Automatically disable your touchpad while you type with TouchFreeze
One thing about laptops that drives a lot of my customers nuts is the touchpad. If I had a nickel for every time someone brought a laptop in complaining that their mouse pointer suddenly jumped somewhere else on the screen and messed up their typing, I'd have at least $10.15. Hey, I'm in a small town - that would nearly count as an epidemic.
TouchFreeze is a tiny, open source program designed to fix this problem once and for all. Once you install it, TouchFreeze sits your in your system tray and waits for you to begin typing. When you do, it temporarily disables input from your touchpad.
Be forewarned: TouchFreeze may not work with your laptop's touchpad. It worked on my two Acer test systems just fine, but certain brands may be a bit less cooperative.
You can download TouchFreeze over at Google Code.
[via Addictive Tips]












Comments
6
Subscribe to commentsDavidNov 25th 2009 1:14PM
No link?
aaronNov 25th 2009 3:12PM
Every Synaptics and Alps touchpad driver has an option to disable the touchpad while typing, but most people install an external mouse and that disables all the cool touchpad options until the touchpad driver is reinstalled!
OR Worse, at least for a Dell, you must also install Quickset which provides the extra touchpad features only when Quickset is running. They did this so that both the Synaptics and Alps touchpad settings appear identical, which makes it easier for technical support. Before that, both the Synaptics and Alps touchpad drivers would provide another 4-5 tabs to your mouse options in the control panel above the standard Buttons, Pointers, and Hardware tabs.
Until the driver is installed, you end up tapping the pad and the cursor jumps up a few lines, sometimes highlighting them, and then deleting them when you keep typing!
Tested on a Dell D630, Alps driver is installed but not currently set to disable when typing. Touchfreeze did not stop the cursor from moving while typing with and without Dell Quickset running.
With the Dell Quickset Alps touchpad set to disable while typing, the touchpad and stick are both disabled properly while typing.
So, if your touchpad is acting up, make sure the right driver is installed, and contact technical support to see if you need a separate program to actually give you the power to change the settings. Dell, for example, has a new Alps touchpad driver for Inspiron systems that actually simulates multitouch and some cool gestures, and it works with any Inspiron or Latitude with an Alps touchpad!
DafretyNov 29th 2009 4:45PM
You can just use the standard Alps or Synaptics drivers. That's what I do on my Dell, and it all works out.
aaronNov 29th 2009 6:55PM
lol yes, if you get rid of Dell Quickset and use the synaptics.com driver, it kicks butt! And there's fun synaptics utilities too! I love the theremin and the drum pads.

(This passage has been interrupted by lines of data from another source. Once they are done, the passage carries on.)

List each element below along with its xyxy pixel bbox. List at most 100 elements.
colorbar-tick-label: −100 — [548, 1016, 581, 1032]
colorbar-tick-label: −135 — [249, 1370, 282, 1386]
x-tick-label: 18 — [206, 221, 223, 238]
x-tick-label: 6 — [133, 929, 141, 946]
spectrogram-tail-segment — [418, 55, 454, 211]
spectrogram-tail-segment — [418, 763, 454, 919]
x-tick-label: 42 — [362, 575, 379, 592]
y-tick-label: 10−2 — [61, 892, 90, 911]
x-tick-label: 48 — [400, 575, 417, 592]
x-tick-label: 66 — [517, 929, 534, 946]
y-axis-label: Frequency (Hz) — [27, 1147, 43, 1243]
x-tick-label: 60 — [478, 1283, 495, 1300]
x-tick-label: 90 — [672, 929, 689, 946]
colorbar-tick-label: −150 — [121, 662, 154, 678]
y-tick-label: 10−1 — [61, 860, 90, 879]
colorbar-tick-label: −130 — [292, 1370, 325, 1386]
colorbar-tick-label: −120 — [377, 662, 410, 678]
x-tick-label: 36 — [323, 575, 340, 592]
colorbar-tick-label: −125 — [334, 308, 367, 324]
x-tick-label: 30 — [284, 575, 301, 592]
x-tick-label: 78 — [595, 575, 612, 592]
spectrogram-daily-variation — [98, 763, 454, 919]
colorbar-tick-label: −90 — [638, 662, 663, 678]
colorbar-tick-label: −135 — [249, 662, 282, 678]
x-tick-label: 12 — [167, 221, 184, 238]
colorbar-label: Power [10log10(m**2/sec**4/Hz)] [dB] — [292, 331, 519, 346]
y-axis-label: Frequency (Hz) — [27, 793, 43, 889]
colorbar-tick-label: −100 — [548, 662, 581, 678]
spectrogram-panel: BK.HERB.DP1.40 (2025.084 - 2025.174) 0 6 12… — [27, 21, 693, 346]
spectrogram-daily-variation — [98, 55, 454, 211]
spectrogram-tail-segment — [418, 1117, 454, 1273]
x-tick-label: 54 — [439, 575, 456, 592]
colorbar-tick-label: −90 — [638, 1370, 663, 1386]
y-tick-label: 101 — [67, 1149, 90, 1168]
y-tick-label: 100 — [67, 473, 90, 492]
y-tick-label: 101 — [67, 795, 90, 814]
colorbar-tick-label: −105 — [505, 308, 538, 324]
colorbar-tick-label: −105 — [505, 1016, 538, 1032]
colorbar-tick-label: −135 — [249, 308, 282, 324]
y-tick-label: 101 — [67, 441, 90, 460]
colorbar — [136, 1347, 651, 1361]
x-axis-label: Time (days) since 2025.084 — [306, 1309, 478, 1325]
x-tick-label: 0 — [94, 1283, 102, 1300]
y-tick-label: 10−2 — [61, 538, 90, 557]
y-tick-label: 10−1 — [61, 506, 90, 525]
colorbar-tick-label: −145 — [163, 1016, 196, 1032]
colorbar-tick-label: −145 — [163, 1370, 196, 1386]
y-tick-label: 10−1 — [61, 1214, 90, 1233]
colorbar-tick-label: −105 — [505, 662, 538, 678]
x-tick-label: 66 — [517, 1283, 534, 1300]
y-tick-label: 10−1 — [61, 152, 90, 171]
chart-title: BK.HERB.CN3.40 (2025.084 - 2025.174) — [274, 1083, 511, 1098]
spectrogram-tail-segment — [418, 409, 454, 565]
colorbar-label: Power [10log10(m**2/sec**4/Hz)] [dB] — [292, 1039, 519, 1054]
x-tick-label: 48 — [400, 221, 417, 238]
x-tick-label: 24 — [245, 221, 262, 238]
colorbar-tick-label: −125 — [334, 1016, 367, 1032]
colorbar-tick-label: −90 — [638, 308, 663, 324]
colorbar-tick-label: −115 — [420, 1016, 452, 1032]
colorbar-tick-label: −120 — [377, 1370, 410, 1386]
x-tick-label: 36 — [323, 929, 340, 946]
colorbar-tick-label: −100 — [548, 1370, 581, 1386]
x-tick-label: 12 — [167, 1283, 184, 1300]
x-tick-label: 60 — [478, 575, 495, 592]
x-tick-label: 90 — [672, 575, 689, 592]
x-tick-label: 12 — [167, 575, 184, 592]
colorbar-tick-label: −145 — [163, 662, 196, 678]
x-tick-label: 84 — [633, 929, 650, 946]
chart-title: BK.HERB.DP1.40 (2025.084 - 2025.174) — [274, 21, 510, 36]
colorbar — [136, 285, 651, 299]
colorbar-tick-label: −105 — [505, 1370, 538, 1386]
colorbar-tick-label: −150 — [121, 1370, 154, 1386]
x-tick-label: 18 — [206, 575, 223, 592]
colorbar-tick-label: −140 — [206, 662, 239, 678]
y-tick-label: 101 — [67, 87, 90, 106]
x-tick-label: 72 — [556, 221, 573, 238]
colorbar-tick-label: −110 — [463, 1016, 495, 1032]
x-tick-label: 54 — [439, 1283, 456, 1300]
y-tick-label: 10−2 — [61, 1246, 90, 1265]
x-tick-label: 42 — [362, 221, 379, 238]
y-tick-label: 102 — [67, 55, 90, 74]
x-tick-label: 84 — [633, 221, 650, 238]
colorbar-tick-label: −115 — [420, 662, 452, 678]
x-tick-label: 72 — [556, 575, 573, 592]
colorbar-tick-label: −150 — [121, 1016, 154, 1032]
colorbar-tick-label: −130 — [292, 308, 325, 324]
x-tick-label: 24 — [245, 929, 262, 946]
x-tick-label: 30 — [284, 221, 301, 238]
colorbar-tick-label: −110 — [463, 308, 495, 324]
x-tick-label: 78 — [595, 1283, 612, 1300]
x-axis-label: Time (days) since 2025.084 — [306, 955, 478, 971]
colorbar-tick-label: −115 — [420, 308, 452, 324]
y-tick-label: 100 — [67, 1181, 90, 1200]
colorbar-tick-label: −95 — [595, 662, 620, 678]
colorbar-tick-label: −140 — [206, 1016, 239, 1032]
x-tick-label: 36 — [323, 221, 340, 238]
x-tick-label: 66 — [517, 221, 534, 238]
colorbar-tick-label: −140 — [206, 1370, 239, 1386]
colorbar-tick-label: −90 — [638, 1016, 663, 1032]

David Van (Cool Prizes Inc.)Nov 25th 2009 3:56PM
In my HP DV7-1133cl, it has a button to disable it. :)
Drew GreenNov 25th 2009 4:13PM
Nice find, Lee. I'm definitely going to install this on my Dell 1520. I'm running 7 x64. The Vista x86 driver had the option to disable the touchpad (I think) but it definitely disabled it when the external mouse was plugged in. The x64 Win 7 driver doesn't have either of these features (that I can tell), so this is the next best thing. Cheers!